The current regimens used to treat tuberculosis are largely comprised of serendipitously discovered drugs that are combined based on clinical experience. Despite curing millions, these drug regimens are limited by the long course of therapy, the emergence of resistance, and the persistent tissue damage that remains after treatment. The last two decades have produced only a single new drug but have represented a renaissance in our understanding of the physiology of tuberculosis infection. The advent of mycobacterial genetics, sophisticated immunological methods, and imaging technologies have transformed our understanding of bacterial physiology as well as the contribution of the host response to disease outcome. Specific alterations in bacterial metabolism, heterogeneity in bacterial state, and drug penetration all limit the effectiveness of antimicrobial therapy. This review summarizes these new biological insights and discusses strategies to exploit them for the rational development of more effective therapeutics. Three general strategies are discussed. First, our emerging insight into bacterial physiology suggests new pathways that might be targeted to accelerate therapy. Second, we explore whether the concept of genetic synergy can be used to design effective combination therapies. Finally, we outline possible approaches to modulate the host response to accentuate antibiotic efficacy. These biology-driven strategies promise to produce more effective therapies.

Keywords: antibiotics; drug discovery; host response; immunity; tuberculosis.
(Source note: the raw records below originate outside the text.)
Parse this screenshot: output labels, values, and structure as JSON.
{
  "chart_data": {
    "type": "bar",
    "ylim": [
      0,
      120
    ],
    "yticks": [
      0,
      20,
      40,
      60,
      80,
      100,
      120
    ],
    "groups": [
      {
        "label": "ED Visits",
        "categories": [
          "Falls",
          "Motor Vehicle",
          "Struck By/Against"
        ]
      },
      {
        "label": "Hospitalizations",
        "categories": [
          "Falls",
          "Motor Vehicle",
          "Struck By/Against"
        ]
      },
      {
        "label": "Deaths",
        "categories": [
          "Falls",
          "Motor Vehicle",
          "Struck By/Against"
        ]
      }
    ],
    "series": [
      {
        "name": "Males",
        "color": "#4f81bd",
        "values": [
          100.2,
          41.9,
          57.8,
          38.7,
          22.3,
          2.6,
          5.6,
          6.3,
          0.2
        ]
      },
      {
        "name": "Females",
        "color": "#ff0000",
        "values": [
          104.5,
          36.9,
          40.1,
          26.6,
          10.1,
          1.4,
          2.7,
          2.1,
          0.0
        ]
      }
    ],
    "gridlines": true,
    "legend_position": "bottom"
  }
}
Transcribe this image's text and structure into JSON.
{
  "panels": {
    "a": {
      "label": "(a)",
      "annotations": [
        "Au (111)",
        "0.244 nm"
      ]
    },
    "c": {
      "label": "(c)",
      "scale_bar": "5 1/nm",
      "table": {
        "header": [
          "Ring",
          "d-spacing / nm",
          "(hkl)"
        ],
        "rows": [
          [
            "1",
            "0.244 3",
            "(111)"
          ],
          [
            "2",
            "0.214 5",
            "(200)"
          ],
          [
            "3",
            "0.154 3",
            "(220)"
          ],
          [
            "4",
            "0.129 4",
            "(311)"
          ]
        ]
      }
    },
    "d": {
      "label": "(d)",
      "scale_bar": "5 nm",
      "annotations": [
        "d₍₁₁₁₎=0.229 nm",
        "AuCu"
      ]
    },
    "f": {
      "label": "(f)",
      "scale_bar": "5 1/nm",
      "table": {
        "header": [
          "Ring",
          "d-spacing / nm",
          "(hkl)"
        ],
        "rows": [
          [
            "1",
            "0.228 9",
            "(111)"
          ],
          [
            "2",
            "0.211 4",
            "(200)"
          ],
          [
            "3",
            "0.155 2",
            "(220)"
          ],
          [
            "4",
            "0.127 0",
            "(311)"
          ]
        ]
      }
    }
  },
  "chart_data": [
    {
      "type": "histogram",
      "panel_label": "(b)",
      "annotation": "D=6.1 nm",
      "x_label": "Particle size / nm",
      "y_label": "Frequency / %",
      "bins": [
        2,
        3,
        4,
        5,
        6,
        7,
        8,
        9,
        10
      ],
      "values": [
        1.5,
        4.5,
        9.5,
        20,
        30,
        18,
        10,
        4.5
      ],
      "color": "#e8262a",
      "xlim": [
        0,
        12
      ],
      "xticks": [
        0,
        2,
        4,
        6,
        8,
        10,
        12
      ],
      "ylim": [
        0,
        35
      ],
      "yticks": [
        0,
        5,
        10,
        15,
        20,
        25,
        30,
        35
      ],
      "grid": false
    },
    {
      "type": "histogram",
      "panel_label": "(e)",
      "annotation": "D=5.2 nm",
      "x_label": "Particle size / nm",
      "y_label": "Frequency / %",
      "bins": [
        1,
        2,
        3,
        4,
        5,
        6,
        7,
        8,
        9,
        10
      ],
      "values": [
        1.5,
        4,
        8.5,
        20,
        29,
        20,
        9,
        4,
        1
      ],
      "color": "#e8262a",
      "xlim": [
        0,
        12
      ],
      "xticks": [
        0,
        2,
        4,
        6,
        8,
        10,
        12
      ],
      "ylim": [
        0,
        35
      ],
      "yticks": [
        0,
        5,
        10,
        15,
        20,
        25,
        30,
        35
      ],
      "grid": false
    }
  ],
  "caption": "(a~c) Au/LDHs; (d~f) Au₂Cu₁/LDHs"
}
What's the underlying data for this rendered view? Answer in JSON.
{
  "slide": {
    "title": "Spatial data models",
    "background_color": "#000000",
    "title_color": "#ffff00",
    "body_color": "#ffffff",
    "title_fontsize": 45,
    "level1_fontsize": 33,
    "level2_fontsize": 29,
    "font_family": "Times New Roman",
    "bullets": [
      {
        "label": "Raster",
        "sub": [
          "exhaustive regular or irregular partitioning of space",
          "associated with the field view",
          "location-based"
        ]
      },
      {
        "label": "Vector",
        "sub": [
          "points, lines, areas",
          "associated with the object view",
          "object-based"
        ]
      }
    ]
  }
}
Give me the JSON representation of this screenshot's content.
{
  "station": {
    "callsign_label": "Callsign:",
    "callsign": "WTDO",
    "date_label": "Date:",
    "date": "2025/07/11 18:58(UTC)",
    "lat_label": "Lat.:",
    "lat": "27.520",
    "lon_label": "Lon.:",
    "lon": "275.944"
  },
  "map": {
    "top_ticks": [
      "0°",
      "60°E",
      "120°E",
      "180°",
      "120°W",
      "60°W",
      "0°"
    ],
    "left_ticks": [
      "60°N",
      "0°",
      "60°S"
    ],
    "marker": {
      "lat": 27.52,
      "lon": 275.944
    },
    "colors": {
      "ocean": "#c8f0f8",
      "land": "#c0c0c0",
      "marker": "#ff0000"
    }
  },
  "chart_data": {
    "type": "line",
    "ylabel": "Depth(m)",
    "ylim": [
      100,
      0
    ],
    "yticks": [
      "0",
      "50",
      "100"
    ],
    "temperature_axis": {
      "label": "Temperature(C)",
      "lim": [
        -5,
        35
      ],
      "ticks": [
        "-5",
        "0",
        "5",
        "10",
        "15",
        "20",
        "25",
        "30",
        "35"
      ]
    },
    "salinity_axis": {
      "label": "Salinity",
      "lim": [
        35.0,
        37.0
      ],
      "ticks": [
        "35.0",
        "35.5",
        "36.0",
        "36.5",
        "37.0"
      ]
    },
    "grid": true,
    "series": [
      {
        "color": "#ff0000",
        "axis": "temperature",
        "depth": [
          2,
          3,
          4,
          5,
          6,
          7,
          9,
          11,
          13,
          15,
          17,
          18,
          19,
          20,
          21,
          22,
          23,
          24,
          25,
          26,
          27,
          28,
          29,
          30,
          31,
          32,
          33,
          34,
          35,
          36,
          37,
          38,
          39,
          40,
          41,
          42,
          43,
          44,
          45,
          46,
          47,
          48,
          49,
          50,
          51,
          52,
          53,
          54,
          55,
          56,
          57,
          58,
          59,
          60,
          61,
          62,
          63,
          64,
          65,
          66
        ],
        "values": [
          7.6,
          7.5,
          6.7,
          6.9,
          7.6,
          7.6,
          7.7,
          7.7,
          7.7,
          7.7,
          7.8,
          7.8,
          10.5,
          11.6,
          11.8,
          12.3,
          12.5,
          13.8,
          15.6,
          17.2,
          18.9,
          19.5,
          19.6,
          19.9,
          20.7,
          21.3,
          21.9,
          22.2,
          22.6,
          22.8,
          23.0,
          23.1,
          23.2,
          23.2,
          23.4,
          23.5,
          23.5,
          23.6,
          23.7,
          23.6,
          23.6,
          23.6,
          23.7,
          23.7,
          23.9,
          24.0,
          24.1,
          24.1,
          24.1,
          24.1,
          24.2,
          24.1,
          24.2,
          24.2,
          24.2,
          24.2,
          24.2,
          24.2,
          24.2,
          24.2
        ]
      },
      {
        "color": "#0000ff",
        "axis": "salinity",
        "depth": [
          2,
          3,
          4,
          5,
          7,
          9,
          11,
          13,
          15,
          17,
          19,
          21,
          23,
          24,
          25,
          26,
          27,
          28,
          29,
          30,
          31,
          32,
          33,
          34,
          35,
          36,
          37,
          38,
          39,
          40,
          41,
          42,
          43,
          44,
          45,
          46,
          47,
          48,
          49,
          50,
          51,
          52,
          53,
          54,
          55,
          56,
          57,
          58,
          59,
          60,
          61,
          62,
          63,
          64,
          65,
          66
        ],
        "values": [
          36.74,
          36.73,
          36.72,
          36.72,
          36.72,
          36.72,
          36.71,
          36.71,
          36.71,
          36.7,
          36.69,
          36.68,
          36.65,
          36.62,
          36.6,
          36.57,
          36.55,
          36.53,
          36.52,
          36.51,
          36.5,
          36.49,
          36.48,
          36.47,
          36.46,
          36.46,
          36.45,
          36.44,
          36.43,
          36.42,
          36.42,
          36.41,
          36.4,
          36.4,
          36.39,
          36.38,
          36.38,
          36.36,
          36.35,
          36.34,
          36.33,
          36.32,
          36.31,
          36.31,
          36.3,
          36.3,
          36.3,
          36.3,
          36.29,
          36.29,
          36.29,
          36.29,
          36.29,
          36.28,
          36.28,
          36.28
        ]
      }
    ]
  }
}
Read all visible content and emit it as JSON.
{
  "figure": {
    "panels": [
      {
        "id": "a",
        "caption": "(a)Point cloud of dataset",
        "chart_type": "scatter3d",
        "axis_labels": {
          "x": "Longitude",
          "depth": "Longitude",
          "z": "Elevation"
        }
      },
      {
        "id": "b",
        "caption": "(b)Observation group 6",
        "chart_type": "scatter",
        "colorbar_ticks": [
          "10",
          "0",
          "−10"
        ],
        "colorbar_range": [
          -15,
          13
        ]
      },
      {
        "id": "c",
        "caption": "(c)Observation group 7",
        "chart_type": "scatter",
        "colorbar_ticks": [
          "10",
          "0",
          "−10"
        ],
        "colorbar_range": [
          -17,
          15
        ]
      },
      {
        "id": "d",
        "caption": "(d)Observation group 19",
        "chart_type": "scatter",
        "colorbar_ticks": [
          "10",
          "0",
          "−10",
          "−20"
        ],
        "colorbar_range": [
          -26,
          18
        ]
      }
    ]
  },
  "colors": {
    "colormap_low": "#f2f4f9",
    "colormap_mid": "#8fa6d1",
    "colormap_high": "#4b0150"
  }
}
Fig. 1. Macrophages, B cells, and T cells surround a necrotic, caseous center in Mtb lesions

Mtb experiences a wide variety of changing stresses in the various lesion microenvironments, including altered pH (169), oxygen tension (26) and iron availability (170). In addition, the lesional penetration of standard first-line antibiotics varies greatly, exposing the bacteria to range of drug concentrations (4). Resulting changes in bacterial physiology lead to a mixed mycobacteria population in a variety of metabolic states, complicating treatment.

Fig. 2. The three types of synergy offer opportunities for novel approaches to anti-mycobacterial therapies

Classical synergy between two compounds occurs when multiple pathways are targeted simultaneously. Physiological synergy involves combination therapy with compounds that target different metabolic states. Host-pathogen synergy involves altering bacterial exposure to antibiotics by inhibiting host pathways that limit localized concentration, such as efflux pumps.